House lawmakers have decided to turn the anti-Russia hysteria in Washington up another notch, adding a formal request for the Pentagon to make a formal assessment of what would happen if a nuclear weapon were detonated in outer space in a must-pass piece of defense legislation.
“The committee is concerned about recent reports that Russia is developing a ‘space-based capability to attack satellites on-orbit using a nuclear weapon’. Further, the committee is concerned that if such an attack occurred, the blast would cause indiscriminate damage to systems in orbit. Therefore, the committee direct [sic] the Secretary of Defense, in coordination with the Administrator for Nuclear Security, to provide a report to the House Committee on Armed Services no later than February 28, 2025, on the impacts of a detonation of a nuclear weapon in space,” the request, buried inside the draft US National Defense Authorization Act for Fiscal Year 2025, urges.
The request comes in the wake of a spate of reports in US media beginning in February citing senior officials about an alleged secret Russian program to developed a space-based nuke which can be detonated in space to decimate US satellite constellations using a powerful shockwave.
President Putin emphasized that no such plans exist, saying Russia’s position on the matter has been “clear and transparent,” that Moscow has “always been categorically against the placement of nuclear weapons in space,” and that the US “knows” this.
Outgoing Defense Minister Sergei Shoigu confirmed this information. “We haven’t deployed any nuclear weapons in space or any elements of them to use against satellites or to create fields where satellites can’t work efficiently,” Shoigu said at a meeting with Putin in February.
The clamor in Washington regarding the alleged Russian ‘secret space nuke’ threat prompted President Biden to formally assure Americans that “there is no nuclear threat to the people of America or anywhere else in the world” stemming from Russia’s anti-satellite technology.

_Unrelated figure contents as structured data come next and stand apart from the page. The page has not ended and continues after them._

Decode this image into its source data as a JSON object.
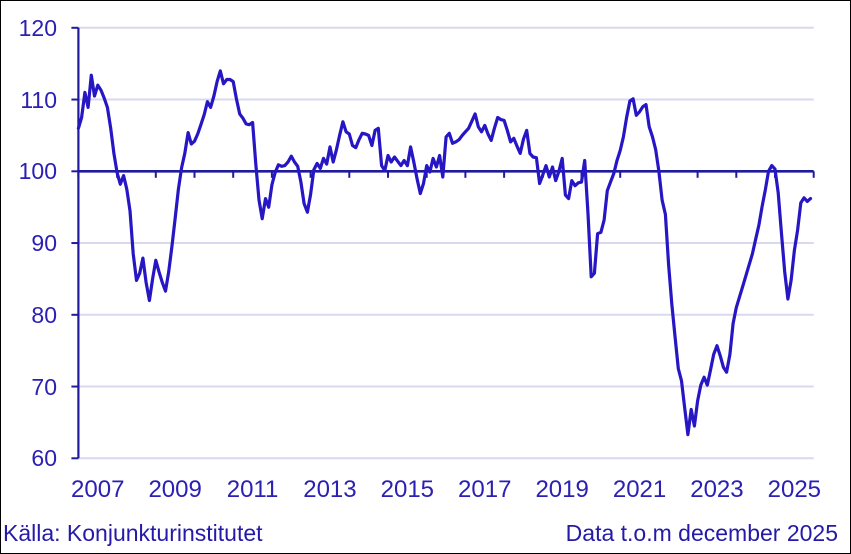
{
  "footer": {
    "source": "Källa: Konjunkturinstitutet",
    "note": "Data t.o.m december 2025"
  },
  "colors": {
    "line": "#2716C4",
    "axis": "#1F1B9C",
    "baseline": "#1F1B9C",
    "grid": "#D9D8F1",
    "label": "#2B20B3",
    "footer_text": "#2419A8",
    "background": "#FFFFFF",
    "border": "#000000"
  },
  "chart_data": {
    "type": "line",
    "title": "",
    "xlabel": "",
    "ylabel": "",
    "grid": true,
    "legend_position": "none",
    "ylim": [
      60,
      120
    ],
    "baseline_value": 100,
    "y_ticks": [
      120,
      110,
      100,
      90,
      80,
      70,
      60
    ],
    "x_tick_start_year": 2007,
    "x_tick_end_year": 2026,
    "x_labels": [
      "2007",
      "2009",
      "2011",
      "2013",
      "2015",
      "2017",
      "2019",
      "2021",
      "2023",
      "2025"
    ],
    "series_start": "2007-01",
    "series_end": "2025-12",
    "values": [
      106.0,
      107.5,
      111.0,
      108.9,
      113.4,
      110.5,
      112.0,
      111.3,
      110.2,
      108.9,
      106.0,
      102.5,
      99.8,
      98.2,
      99.4,
      97.5,
      94.5,
      88.5,
      84.8,
      85.8,
      87.9,
      84.5,
      82.0,
      85.0,
      87.6,
      86.0,
      84.5,
      83.3,
      86.0,
      89.5,
      93.5,
      97.5,
      100.5,
      102.5,
      105.4,
      103.8,
      104.2,
      105.2,
      106.5,
      107.9,
      109.7,
      108.9,
      110.5,
      112.5,
      114.0,
      112.2,
      112.8,
      112.8,
      112.5,
      110.1,
      108.0,
      107.4,
      106.6,
      106.5,
      106.8,
      101.0,
      96.0,
      93.4,
      96.2,
      95.0,
      98.1,
      99.8,
      100.9,
      100.7,
      100.8,
      101.3,
      102.1,
      101.3,
      100.7,
      98.5,
      95.5,
      94.3,
      96.8,
      100.2,
      101.1,
      100.4,
      101.8,
      101.0,
      103.4,
      101.3,
      103.0,
      105.0,
      106.9,
      105.5,
      105.2,
      103.6,
      103.3,
      104.4,
      105.3,
      105.2,
      105.0,
      103.6,
      105.7,
      106.0,
      100.8,
      100.1,
      102.2,
      101.3,
      102.0,
      101.4,
      100.8,
      101.5,
      100.8,
      103.4,
      101.3,
      99.0,
      96.9,
      98.3,
      100.8,
      99.9,
      101.8,
      100.6,
      102.2,
      99.2,
      104.8,
      105.3,
      103.9,
      104.1,
      104.4,
      105.0,
      105.5,
      106.0,
      107.0,
      108.0,
      106.2,
      105.5,
      106.4,
      105.2,
      104.3,
      106.0,
      107.5,
      107.2,
      107.1,
      105.7,
      104.1,
      104.6,
      103.5,
      102.5,
      104.5,
      105.7,
      102.5,
      102.0,
      101.9,
      98.3,
      99.5,
      100.8,
      99.2,
      100.6,
      98.7,
      100.0,
      101.8,
      96.7,
      96.2,
      98.7,
      98.0,
      98.4,
      98.5,
      101.5,
      94.1,
      85.3,
      85.8,
      91.3,
      91.5,
      93.2,
      97.3,
      98.5,
      99.7,
      101.5,
      102.9,
      104.8,
      107.5,
      109.8,
      110.1,
      107.8,
      108.3,
      109.0,
      109.3,
      106.2,
      104.8,
      103.0,
      100.0,
      96.0,
      94.0,
      87.0,
      81.5,
      77.0,
      72.5,
      70.8,
      67.0,
      63.3,
      66.8,
      64.5,
      68.0,
      70.2,
      71.3,
      70.2,
      72.3,
      74.5,
      75.7,
      74.3,
      72.7,
      72.0,
      74.5,
      78.8,
      81.0,
      82.5,
      84.0,
      85.5,
      87.0,
      88.5,
      90.5,
      92.5,
      95.1,
      97.4,
      100.0,
      100.8,
      100.3,
      97.0,
      91.3,
      86.0,
      82.2,
      84.8,
      89.0,
      91.8,
      95.6,
      96.3,
      95.8,
      96.2
    ]
  }
}
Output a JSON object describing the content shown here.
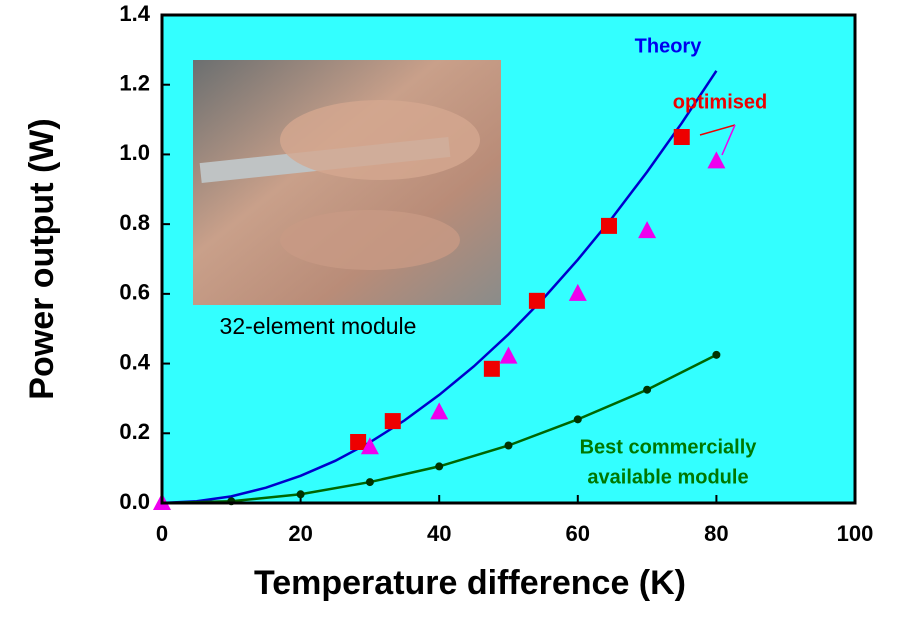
{
  "chart_data": {
    "type": "scatter",
    "x_label": "Temperature difference (K)",
    "y_label": "Power output (W)",
    "xlim": [
      0,
      100
    ],
    "xticks": [
      0,
      20,
      40,
      60,
      80,
      100
    ],
    "ylim": [
      0,
      1.4
    ],
    "yticks": [
      {
        "value": 0,
        "label": "0.0"
      },
      0.2,
      0.4,
      0.6,
      0.8,
      {
        "value": 1,
        "label": "1.0"
      },
      1.2,
      1.4
    ],
    "background": "#33ffff",
    "annotations": [
      {
        "text": "Theory",
        "color": "#0000ee"
      },
      {
        "text": "optimised",
        "color": "#ee0000"
      },
      {
        "text": "Best commercially",
        "color": "#007700"
      },
      {
        "text": "available module",
        "color": "#007700"
      },
      {
        "text": "32-element module",
        "color": "#000000"
      }
    ],
    "series": [
      {
        "color": "#0000cc",
        "marker": "none",
        "x": [
          0,
          5,
          10,
          15,
          20,
          25,
          30,
          35,
          40,
          45,
          50,
          55,
          60,
          65,
          70,
          75,
          80
        ],
        "values": [
          0.0,
          0.005,
          0.019,
          0.044,
          0.078,
          0.121,
          0.174,
          0.237,
          0.31,
          0.392,
          0.484,
          0.586,
          0.698,
          0.819,
          0.95,
          1.09,
          1.24
        ]
      },
      {
        "color": "#006600",
        "marker": "dot",
        "x": [
          0,
          10,
          20,
          30,
          40,
          50,
          60,
          70,
          80
        ],
        "values": [
          0,
          0.005,
          0.025,
          0.06,
          0.105,
          0.165,
          0.24,
          0.325,
          0.425
        ]
      },
      {
        "color": "#ee0000",
        "marker": "square",
        "x": [
          28.3,
          33.3,
          47.6,
          54.1,
          64.5,
          75
        ],
        "values": [
          0.175,
          0.235,
          0.385,
          0.58,
          0.795,
          1.05
        ]
      },
      {
        "color": "#ee00ee",
        "marker": "triangle",
        "x": [
          0,
          30,
          40,
          50,
          60,
          70,
          80
        ],
        "values": [
          0,
          0.16,
          0.26,
          0.42,
          0.6,
          0.78,
          0.98
        ]
      }
    ]
  }
}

Secretary of State Antony Blinken muddied the waters by saying that while “this is not an active capability,” it is a “potential one that we’re taking very, very seriously.”
Russian Deputy Foreign Minister Sergei Ryabkov slammed reporting in US media that US officials had reached out to Moscow to “privately warn” Russia about its non-existent nuclear-anti-satellite weapon, telling reporters earlier this year that “there is no and cannot be any progress on this issue” because the American accusations are patently absurd to begin with.
Ryabkov emphasized that Russia has no intentions of pulling out of the 1967 Outer Space Treaty, the document which bans the deployment of nuclear and other weapons of mass destruction in space.
The Russia-US spat over space-based nukes has since expanded to the UN, where the two countries issued competing draft resolutions. The American resolution was vetoed by Russia last month on the grounds that it constituted a politicized “propaganda stunt,” and did not go far enough in banning all types of weapons in space. Moscow proposed a rival resolution which would not only stop the deployment of nuclear weapons in space, but prevent “the threat or use of force in outer space,” period.
The US has regularly accused Russia of militarizing space while ramping up its own space-based warfare capabilities. The Trump administration formally established the Space Force as a separate branch of the US military in 2019, and has discussed openly the need to turn space into a new “warfighting domain.” Late last year, Marine Corps General Matthew Glavy said the US must “win the space domain” to win the wars of the future.
Russia and China have been proposing a binding treaty prohibiting the deployment of weapons in space since the late 2000s, with the 2008 Proposed Prevention of an Arms Race in Outer Space (PAROS) Treaty offering a comprehensive space-based arms control agreement prohibiting the placement of weaponry, antisatellite and other advanced military technology in space.
The US has rejected the agreement as a “diplomatic ploy” designed to give Moscow and Beijing a “military edge” over Washington.
Russia and China have returned to the draft treaty repeatedly as a jumping off point for future negotiations.